ハレルヤ

誰も知らないのハレルヤのレビュー・感想・評価

誰も知らない(2004年製作の映画)
4.0
公開当時柳楽優弥の名演技がカンヌ国際映画祭で評価され、大きな話題を集めたこの作品。

4人の子供が母親に置き去りにされるという1988年に東京で本当にあった事件がモチーフになっています。

とにかく柳楽優弥のデビュー作と思えないほどの演技力に釘付けでした。彼が演じる明は初めは長男として妹と弟たちの世話を一手に担い、不在になりがちな母親の代わりを懸命に務めていました。

しかし次第に母親は全く帰ってこない。
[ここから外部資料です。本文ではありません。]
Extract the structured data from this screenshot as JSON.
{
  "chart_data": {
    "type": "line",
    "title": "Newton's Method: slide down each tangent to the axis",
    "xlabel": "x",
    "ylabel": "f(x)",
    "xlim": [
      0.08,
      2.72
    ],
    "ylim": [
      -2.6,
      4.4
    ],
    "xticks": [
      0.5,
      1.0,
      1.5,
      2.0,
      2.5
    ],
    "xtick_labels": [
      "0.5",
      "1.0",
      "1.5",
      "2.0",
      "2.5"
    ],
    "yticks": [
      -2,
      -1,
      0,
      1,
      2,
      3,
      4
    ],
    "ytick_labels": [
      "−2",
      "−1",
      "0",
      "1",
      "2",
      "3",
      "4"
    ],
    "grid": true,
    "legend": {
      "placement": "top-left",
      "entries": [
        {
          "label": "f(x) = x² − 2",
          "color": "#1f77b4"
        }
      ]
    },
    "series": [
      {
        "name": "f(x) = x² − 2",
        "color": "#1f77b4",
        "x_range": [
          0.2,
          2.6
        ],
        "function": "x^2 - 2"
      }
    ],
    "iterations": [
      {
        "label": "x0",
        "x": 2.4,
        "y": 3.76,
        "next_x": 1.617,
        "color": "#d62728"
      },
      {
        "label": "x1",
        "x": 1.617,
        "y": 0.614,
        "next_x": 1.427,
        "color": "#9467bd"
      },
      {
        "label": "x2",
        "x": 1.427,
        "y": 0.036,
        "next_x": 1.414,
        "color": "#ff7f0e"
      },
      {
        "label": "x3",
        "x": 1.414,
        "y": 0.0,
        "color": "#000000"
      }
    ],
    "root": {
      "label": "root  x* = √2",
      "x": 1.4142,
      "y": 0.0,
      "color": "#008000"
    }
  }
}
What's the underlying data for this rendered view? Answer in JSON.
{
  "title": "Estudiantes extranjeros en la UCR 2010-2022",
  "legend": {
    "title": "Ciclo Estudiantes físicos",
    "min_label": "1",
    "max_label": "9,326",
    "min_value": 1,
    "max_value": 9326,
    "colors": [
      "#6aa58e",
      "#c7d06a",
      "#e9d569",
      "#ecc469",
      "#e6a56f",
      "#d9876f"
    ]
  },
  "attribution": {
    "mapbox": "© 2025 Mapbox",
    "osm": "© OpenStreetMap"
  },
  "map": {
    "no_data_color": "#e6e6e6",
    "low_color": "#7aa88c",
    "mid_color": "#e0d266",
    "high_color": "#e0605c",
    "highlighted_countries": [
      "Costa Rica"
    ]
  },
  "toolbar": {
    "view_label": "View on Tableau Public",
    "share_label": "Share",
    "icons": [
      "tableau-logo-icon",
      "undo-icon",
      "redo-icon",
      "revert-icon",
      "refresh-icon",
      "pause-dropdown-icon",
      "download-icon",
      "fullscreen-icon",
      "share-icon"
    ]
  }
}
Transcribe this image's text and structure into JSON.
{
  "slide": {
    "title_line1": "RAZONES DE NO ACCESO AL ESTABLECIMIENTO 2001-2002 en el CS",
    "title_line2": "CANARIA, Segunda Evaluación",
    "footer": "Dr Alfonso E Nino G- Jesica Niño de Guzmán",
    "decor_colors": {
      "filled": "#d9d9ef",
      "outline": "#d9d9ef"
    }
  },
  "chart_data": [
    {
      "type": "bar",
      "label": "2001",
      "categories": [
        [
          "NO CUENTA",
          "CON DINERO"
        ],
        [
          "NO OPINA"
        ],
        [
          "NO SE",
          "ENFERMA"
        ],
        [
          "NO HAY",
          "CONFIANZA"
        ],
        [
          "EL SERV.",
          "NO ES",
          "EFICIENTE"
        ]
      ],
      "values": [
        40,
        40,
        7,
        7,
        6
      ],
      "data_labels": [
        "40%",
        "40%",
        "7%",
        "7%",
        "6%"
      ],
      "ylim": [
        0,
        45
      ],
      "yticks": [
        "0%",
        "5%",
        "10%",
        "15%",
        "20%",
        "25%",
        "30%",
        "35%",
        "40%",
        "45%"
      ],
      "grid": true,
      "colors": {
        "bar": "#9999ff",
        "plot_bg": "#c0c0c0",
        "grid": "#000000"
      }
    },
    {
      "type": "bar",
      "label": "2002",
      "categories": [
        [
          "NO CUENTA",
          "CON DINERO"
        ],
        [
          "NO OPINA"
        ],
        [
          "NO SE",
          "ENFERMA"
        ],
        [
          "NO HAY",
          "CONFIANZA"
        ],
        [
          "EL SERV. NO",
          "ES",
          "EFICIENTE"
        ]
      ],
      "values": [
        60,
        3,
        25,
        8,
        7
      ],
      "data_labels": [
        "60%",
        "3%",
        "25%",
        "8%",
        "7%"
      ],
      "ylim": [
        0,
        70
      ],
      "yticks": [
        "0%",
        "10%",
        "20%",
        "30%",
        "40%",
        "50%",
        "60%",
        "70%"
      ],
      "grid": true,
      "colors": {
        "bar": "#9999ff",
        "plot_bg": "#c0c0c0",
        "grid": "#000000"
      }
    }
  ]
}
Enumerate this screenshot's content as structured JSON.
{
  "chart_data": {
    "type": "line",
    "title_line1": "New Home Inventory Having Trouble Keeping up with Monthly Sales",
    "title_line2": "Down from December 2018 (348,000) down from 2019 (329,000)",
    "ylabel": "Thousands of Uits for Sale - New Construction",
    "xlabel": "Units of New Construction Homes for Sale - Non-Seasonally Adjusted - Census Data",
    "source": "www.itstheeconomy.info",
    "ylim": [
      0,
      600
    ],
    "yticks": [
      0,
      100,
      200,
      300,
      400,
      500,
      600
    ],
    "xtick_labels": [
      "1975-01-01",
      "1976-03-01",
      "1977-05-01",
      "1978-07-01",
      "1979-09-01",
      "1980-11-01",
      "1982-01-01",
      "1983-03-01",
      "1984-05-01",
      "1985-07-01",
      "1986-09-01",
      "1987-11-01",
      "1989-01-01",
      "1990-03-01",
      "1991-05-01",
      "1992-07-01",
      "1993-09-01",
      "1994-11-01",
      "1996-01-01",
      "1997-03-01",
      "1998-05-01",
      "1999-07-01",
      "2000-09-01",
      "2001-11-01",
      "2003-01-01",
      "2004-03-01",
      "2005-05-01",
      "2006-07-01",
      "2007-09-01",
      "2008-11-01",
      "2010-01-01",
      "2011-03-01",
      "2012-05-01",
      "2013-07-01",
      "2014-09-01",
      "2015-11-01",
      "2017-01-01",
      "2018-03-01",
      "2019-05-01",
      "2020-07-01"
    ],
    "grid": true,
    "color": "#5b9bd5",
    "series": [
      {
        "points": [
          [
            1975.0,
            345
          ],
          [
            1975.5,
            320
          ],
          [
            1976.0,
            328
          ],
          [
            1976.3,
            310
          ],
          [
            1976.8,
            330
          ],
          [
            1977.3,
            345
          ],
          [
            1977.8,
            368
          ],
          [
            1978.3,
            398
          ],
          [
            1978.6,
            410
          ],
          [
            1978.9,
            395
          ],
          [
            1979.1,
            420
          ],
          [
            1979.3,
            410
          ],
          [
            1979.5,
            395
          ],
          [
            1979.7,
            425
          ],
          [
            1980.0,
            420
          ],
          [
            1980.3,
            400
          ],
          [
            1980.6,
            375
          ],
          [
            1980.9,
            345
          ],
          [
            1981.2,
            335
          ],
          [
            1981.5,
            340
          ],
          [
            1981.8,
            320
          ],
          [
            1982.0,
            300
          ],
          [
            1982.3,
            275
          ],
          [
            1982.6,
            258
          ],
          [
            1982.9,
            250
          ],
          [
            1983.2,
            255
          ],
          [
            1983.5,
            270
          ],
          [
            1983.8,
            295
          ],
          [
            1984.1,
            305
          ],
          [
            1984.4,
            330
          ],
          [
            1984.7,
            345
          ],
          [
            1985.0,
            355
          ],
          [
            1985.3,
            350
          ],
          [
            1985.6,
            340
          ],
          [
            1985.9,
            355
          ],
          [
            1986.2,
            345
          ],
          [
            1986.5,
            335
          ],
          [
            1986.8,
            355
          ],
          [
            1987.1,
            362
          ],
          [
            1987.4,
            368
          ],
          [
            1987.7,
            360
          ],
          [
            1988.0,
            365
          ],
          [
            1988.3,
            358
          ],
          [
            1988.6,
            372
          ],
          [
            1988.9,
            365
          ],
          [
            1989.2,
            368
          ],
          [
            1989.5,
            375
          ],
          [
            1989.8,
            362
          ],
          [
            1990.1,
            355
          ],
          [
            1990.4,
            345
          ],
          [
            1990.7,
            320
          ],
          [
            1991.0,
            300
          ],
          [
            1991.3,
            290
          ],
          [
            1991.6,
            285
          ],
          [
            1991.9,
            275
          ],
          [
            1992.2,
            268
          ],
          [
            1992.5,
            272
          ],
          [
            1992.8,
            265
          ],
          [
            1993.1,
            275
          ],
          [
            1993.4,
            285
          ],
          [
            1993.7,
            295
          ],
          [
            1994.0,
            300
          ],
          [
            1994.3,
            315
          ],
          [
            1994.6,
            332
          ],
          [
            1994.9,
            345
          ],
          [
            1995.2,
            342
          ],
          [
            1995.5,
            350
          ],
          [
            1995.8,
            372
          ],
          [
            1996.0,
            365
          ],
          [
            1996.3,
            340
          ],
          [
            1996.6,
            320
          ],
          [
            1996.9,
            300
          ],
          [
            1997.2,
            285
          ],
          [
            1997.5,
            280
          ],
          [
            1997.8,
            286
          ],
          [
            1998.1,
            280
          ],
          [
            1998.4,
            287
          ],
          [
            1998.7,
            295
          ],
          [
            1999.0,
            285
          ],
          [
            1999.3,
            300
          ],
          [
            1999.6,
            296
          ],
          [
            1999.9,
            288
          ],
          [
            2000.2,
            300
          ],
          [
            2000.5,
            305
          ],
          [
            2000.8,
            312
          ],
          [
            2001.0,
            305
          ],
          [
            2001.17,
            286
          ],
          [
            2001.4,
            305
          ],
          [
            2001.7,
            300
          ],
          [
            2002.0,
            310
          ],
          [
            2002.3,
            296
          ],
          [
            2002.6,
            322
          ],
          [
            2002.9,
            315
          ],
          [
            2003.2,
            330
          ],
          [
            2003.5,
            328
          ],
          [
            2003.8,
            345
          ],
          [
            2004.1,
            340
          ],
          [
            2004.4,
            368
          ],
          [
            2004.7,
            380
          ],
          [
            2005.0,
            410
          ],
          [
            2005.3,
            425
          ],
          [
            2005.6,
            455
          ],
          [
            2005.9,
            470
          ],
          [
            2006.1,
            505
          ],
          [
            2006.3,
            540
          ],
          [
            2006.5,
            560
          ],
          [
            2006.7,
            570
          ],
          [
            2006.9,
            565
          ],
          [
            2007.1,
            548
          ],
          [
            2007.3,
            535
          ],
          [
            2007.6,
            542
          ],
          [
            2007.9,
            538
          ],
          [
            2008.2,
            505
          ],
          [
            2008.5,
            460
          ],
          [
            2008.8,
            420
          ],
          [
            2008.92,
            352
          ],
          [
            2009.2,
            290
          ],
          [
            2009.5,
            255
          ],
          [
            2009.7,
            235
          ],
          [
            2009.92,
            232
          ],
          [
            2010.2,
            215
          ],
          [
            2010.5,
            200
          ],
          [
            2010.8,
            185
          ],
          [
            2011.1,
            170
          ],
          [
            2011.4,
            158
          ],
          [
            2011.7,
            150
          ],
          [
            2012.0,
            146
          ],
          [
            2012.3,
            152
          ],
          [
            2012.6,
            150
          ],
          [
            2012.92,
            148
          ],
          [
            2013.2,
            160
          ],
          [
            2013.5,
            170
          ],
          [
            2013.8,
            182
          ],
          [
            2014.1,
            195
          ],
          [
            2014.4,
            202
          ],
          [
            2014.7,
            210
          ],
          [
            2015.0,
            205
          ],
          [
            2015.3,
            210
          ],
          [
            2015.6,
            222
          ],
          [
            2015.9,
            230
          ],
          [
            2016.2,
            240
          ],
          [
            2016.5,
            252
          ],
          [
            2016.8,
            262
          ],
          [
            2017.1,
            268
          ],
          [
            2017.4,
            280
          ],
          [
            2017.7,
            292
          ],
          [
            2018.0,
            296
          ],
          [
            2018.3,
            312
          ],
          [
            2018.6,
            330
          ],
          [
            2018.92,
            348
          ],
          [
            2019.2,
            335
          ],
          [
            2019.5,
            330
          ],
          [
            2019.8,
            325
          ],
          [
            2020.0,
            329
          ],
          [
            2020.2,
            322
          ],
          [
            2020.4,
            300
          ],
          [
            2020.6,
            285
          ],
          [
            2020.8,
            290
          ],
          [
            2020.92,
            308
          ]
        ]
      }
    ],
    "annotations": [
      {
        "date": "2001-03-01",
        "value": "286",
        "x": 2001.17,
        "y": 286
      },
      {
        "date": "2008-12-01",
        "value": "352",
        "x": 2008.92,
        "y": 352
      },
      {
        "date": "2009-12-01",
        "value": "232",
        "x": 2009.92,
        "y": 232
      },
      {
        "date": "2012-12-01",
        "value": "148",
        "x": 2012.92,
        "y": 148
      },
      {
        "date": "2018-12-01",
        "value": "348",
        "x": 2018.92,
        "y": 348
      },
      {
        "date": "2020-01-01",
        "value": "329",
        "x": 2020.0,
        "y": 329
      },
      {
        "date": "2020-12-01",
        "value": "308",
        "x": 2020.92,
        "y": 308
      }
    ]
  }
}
お金も底をつく。電気も水道も止められる。学校にも行けない。そんな劣悪な状況に追い詰められていく姿が強く響いてきます。特に叫んだり、暴れたりしなくても、何かを強く訴えかける彼の目力が全てを表しているようでした。そりゃカンヌで主演男優賞取れるわけだわ。

映画の中盤までは、それほど悲壮感がなく、子供たちの無邪気さが前に出ている感じでしたが、後半から徐々に滲み出てくる現実の壁。そして終盤の悲劇へと繋がっていく流れは是枝監督の見事な腕前。

そして厳しい現状だけじゃなく、それを束の間忘れさせてくれる友達との遊びや少年野球などの演出も、対比の効果が凄く効いていましたね。

劇中はあくまで親がいない子供たちの生活に焦点を当てていて、あまり余計な要素は加えていないところが、この映画の主題を明確に示していたと思います。

そしてこの映画の大人たち。母親が最悪なのは勿論の事ですが、他にも一応の支援をしてくれたコンビニ店員。異様な実態を目にしていた大屋さん。こういった人たちも薄々は気付いていたはずなのに、誰も本当の助けの手を差し伸べなかった事に対しても、社会のあり方を問いかけているように思えました。

脇にも平泉成、遠藤憲一、キム兄、寺島進、加瀬亮という豪華な顔ぶれが揃っているのも、この映画の見所の1つ。映画としてしっかり見せながら、深いテーマを投げ掛ける見応えのある作品です。